De monarchie is in strijd met de beginselen van de democratische rechtstaat. Het is een vorm van discriminatie naar geboorte, wat in allerlei internationale verdragen verboden wordt, en het is ook in strijd met art. 3 van onze eigen grondwet: ‘Alle Nederlanders zijn op gelijke voet in openbare dienst benoembaar’. Toch bepaalt diezelfde grondwet dat het koningschap erfelijk vervuld wordt door de wettige opvolgers van Koning Willem I.
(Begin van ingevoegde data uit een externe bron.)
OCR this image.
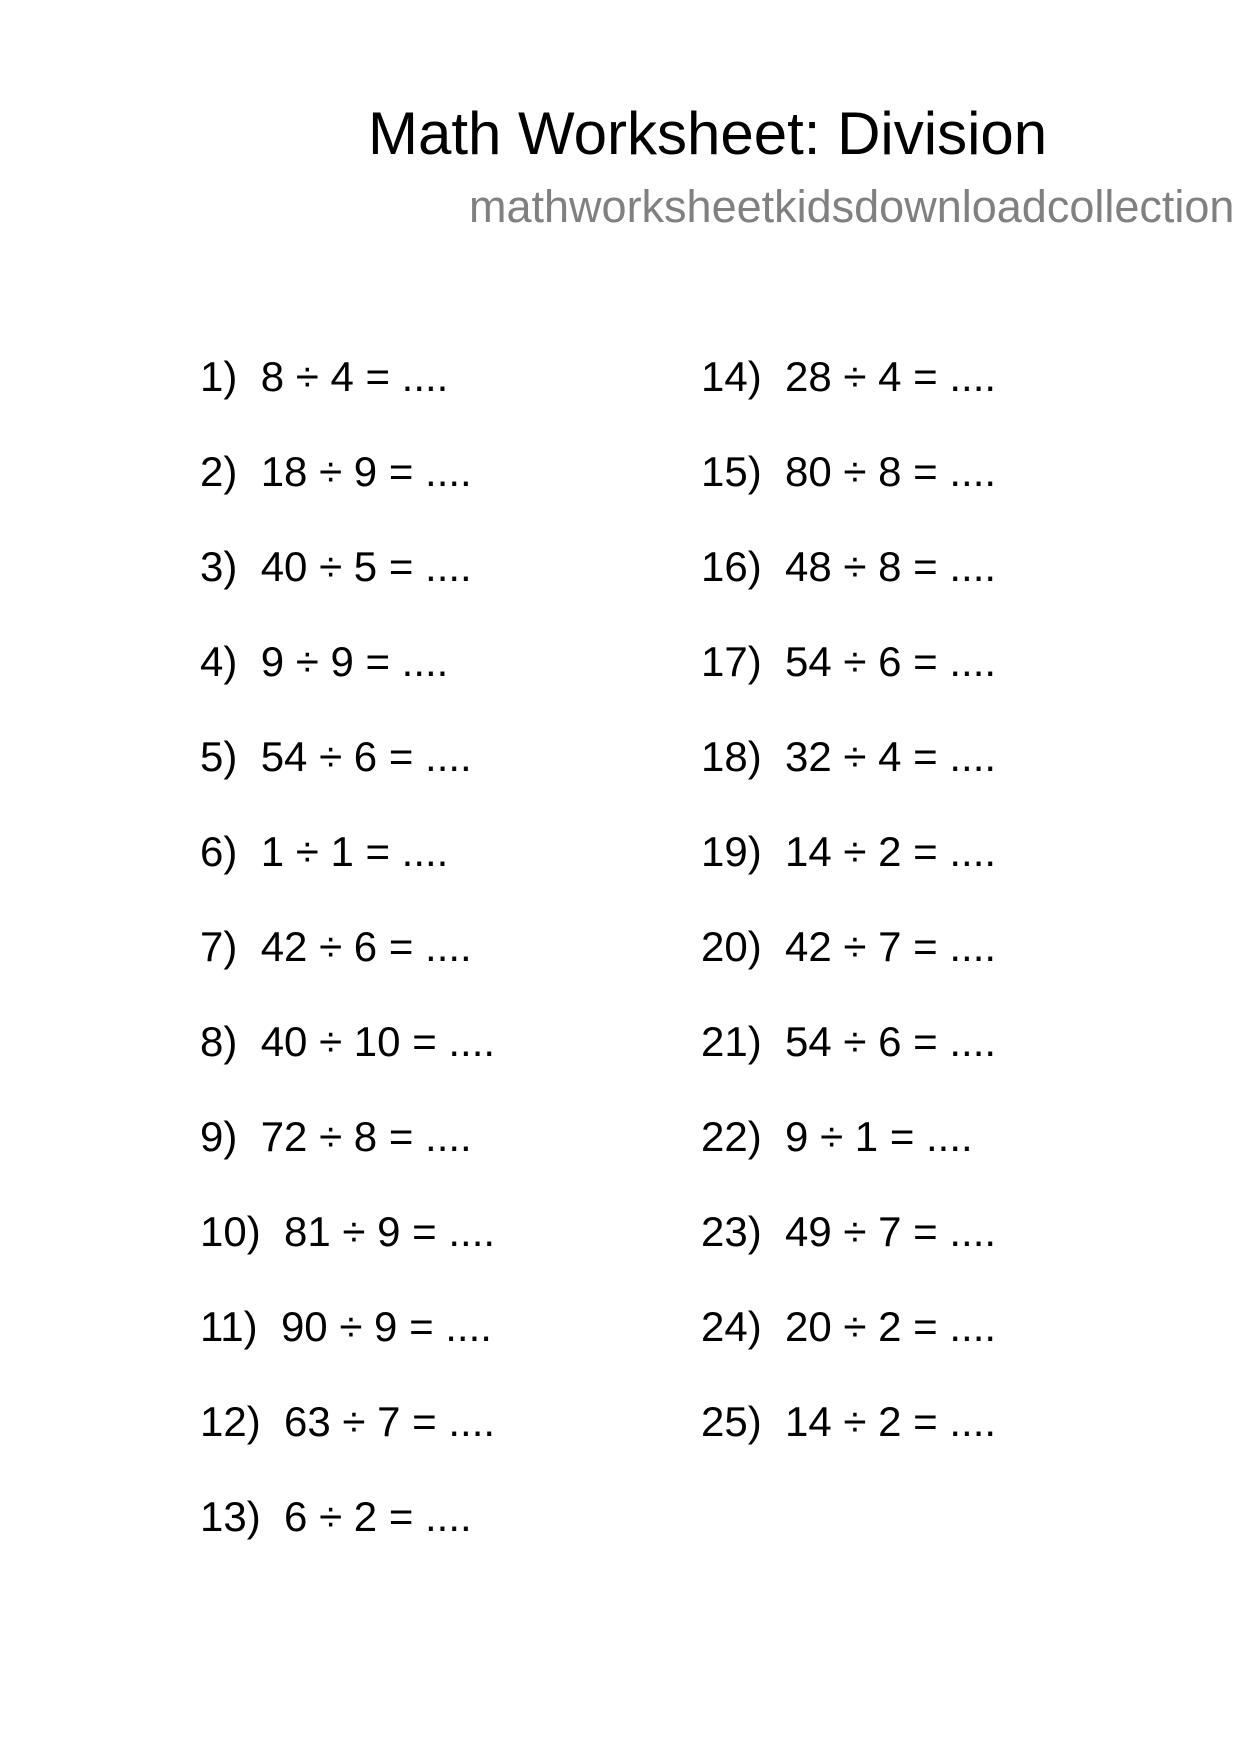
Math Worksheet: Division
mathworksheetkidsdownloadcollection
1) 8 ÷ 4 = ....
2) 18 ÷ 9 = ....
3) 40 ÷ 5 = ....
4) 9 ÷ 9 = ....
5) 54 ÷ 6 = ....
6) 1 ÷ 1 = ....
7) 42 ÷ 6 = ....
8) 40 ÷ 10 = ....
9) 72 ÷ 8 = ....
10) 81 ÷ 9 = ....
11) 90 ÷ 9 = ....
12) 63 ÷ 7 = ....
13) 6 ÷ 2 = ....
14) 28 ÷ 4 = ....
15) 80 ÷ 8 = ....
16) 48 ÷ 8 = ....
17) 54 ÷ 6 = ....
18) 32 ÷ 4 = ....
19) 14 ÷ 2 = ....
20) 42 ÷ 7 = ....
21) 54 ÷ 6 = ....
22) 9 ÷ 1 = ....
23) 49 ÷ 7 = ....
24) 20 ÷ 2 = ....
25) 14 ÷ 2 = ....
Dat we bij de vervulling van het koningschap afwijken van de beginselen van de democratische rechtstaat, is omdat de meerderheid van de Nederlanders dat wil. Dat is nu eenmaal de paradox van de democratie: uiteindelijk beslist de meerderheid, ook wanneer die wil afwijken van normen die intrinsiek democratisch zijn.
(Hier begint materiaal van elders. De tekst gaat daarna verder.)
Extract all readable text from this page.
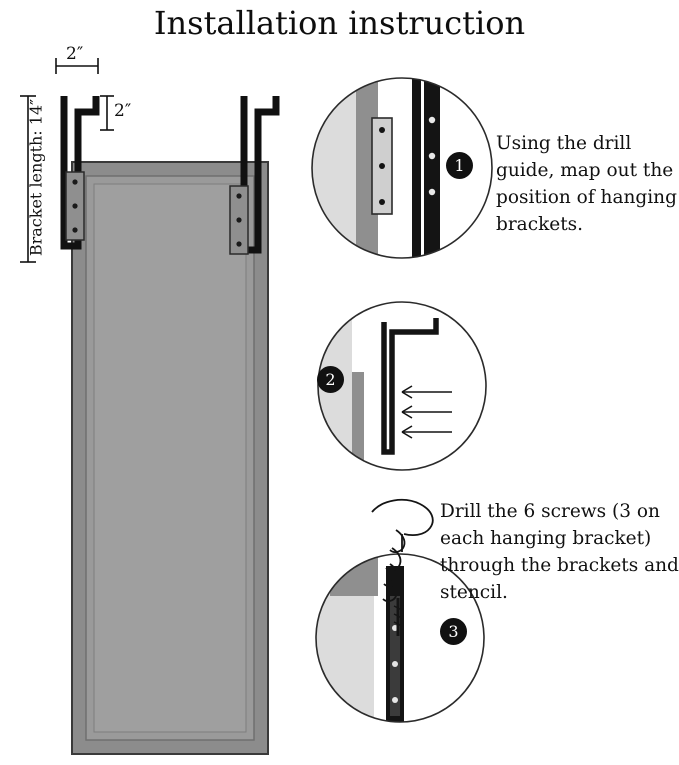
Installation instruction
2″
2″
Bracket length: 14″	Using the drill guide, map out the position of hanging brackets.
Drill the 6 screws (3 on each hanging bracket) through the brackets and stencil.
1
2
3
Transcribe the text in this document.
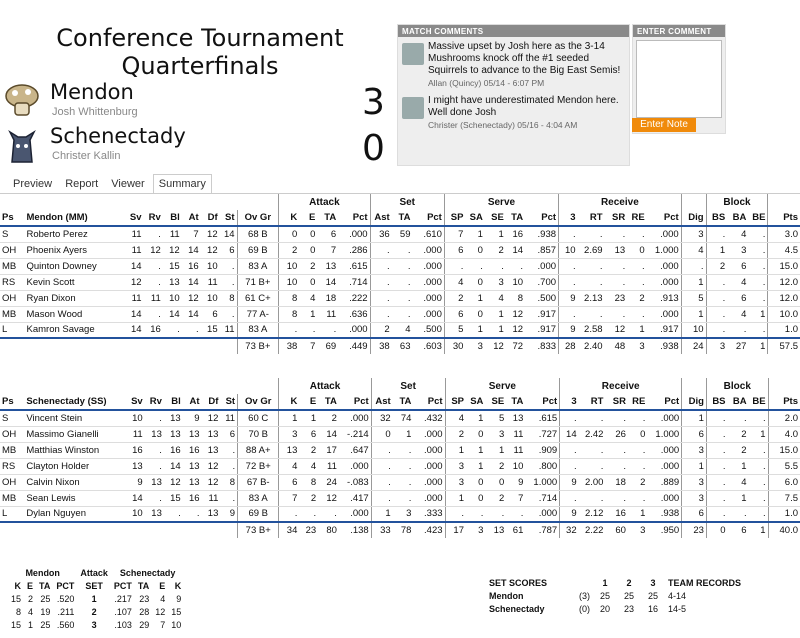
Conference Tournament
Quarterfinals
Mendon
Josh Whittenburg	3
Schenectady
Christer Kallin	0
MATCH COMMENTS
Massive upset by Josh here as the 3-14 Mushrooms knock off the #1 seeded Squirrels to advance to the Big East Semis!
Allan (Quincy) 05/14 - 6:07 PM
I might have underestimated Mendon here. Well done Josh
Christer (Schenectady) 05/16 - 4:04 AM
ENTER COMMENT
Enter Note
Preview Report Viewer Summary
									Attack				Set			Serve					Receive						Block			
Ps	Mendon (MM)	Sv	Rv	Bl	At	Df	St	Ov Gr	K	E	TA	Pct	Ast	TA	Pct	SP	SA	SE	TA	Pct	3	RT	SR	RE	Pct	Dig	BS	BA	BE	Pts
S	Roberto Perez	11	.	11	7	12	14	68 B	0	0	6	.000	36	59	.610	7	1	1	16	.938	.	.	.	.	.000	3	.	4	.	3.0
OH	Phoenix Ayers	11	12	12	14	12	6	69 B	2	0	7	.286	.	.	.000	6	0	2	14	.857	10	2.69	13	0	1.000	4	1	3	.	4.5
MB	Quinton Downey	14	.	15	16	10	.	83 A	10	2	13	.615	.	.	.000	.	.	.	.	.000	.	.	.	.	.000	.	2	6	.	15.0
RS	Kevin Scott	12	.	13	14	11	.	71 B+	10	0	14	.714	.	.	.000	4	0	3	10	.700	.	.	.	.	.000	1	.	4	.	12.0
OH	Ryan Dixon	11	11	10	12	10	8	61 C+	8	4	18	.222	.	.	.000	2	1	4	8	.500	9	2.13	23	2	.913	5	.	6	.	12.0
MB	Mason Wood	14	.	14	14	6	.	77 A-	8	1	11	.636	.	.	.000	6	0	1	12	.917	.	.	.	.	.000	1	.	4	1	10.0
L	Kamron Savage	14	16	.	.	15	11	83 A	.	.	.	.000	2	4	.500	5	1	1	12	.917	9	2.58	12	1	.917	10	.	.	.	1.0
								73 B+	38	7	69	.449	38	63	.603	30	3	12	72	.833	28	2.40	48	3	.938	24	3	27	1	57.5
									Attack				Set			Serve					Receive						Block			
Ps	Schenectady (SS)	Sv	Rv	Bl	At	Df	St	Ov Gr	K	E	TA	Pct	Ast	TA	Pct	SP	SA	SE	TA	Pct	3	RT	SR	RE	Pct	Dig	BS	BA	BE	Pts
S	Vincent Stein	10	.	13	9	12	11	60 C	1	1	2	.000	32	74	.432	4	1	5	13	.615	.	.	.	.	.000	1	.	.	.	2.0
OH	Massimo Gianelli	11	13	13	13	13	6	70 B	3	6	14	-.214	0	1	.000	2	0	3	11	.727	14	2.42	26	0	1.000	6	.	2	1	4.0
MB	Matthias Winston	16	.	16	16	13	.	88 A+	13	2	17	.647	.	.	.000	1	1	1	11	.909	.	.	.	.	.000	3	.	2	.	15.0
RS	Clayton Holder	13	.	14	13	12	.	72 B+	4	4	11	.000	.	.	.000	3	1	2	10	.800	.	.	.	.	.000	1	.	1	.	5.5
OH	Calvin Nixon	9	13	12	13	12	8	67 B-	6	8	24	-.083	.	.	.000	3	0	0	9	1.000	9	2.00	18	2	.889	3	.	4	.	6.0
MB	Sean Lewis	14	.	15	16	11	.	83 A	7	2	12	.417	.	.	.000	1	0	2	7	.714	.	.	.	.	.000	3	.	1	.	7.5
L	Dylan Nguyen	10	13	.	.	13	9	69 B	.	.	.	.000	1	3	.333	.	.	.	.	.000	9	2.12	16	1	.938	6	.	.	.	1.0
								73 B+	34	23	80	.138	33	78	.423	17	3	13	61	.787	32	2.22	60	3	.950	23	0	6	1	40.0
Mendon				Attack	Schenectady			
K	E	TA	PCT	SET	PCT	TA	E	K
15	2	25	.520	1	.217	23	4	9
8	4	19	.211	2	.107	28	12	15
15	1	25	.560	3	.103	29	7	10
SET SCORES		1	2	3	TEAM RECORDS
Mendon	(3)	25	25	25	4-14
Schenectady	(0)	20	23	16	14-5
De Nederlandse grondwet zit echter zo in elkaar, dat ook wanneer de meerderheid van de bevolking van de monarchie af zou willen, een minderheid dat zou kunnen blokkeren. Dat komt omdat voor afschaffing van de monarchie een grondwetswijziging nodig is, en daarvoor is uiteindelijk in beide kamers van de Staten-Generaal een twee-derde meerderheid nodig. Bij zo’n stemming tellen dus de stemmen van degenen die het bij het oude willen laten tweemaal zo zwaar als die van de veranderingsgezinden. Is dat democratisch? Is het niet een vorm van discriminatie naar politieke gezindheid wanneer de stem van conservatieven tweemaal zo zwaar weegt als die van progressieven?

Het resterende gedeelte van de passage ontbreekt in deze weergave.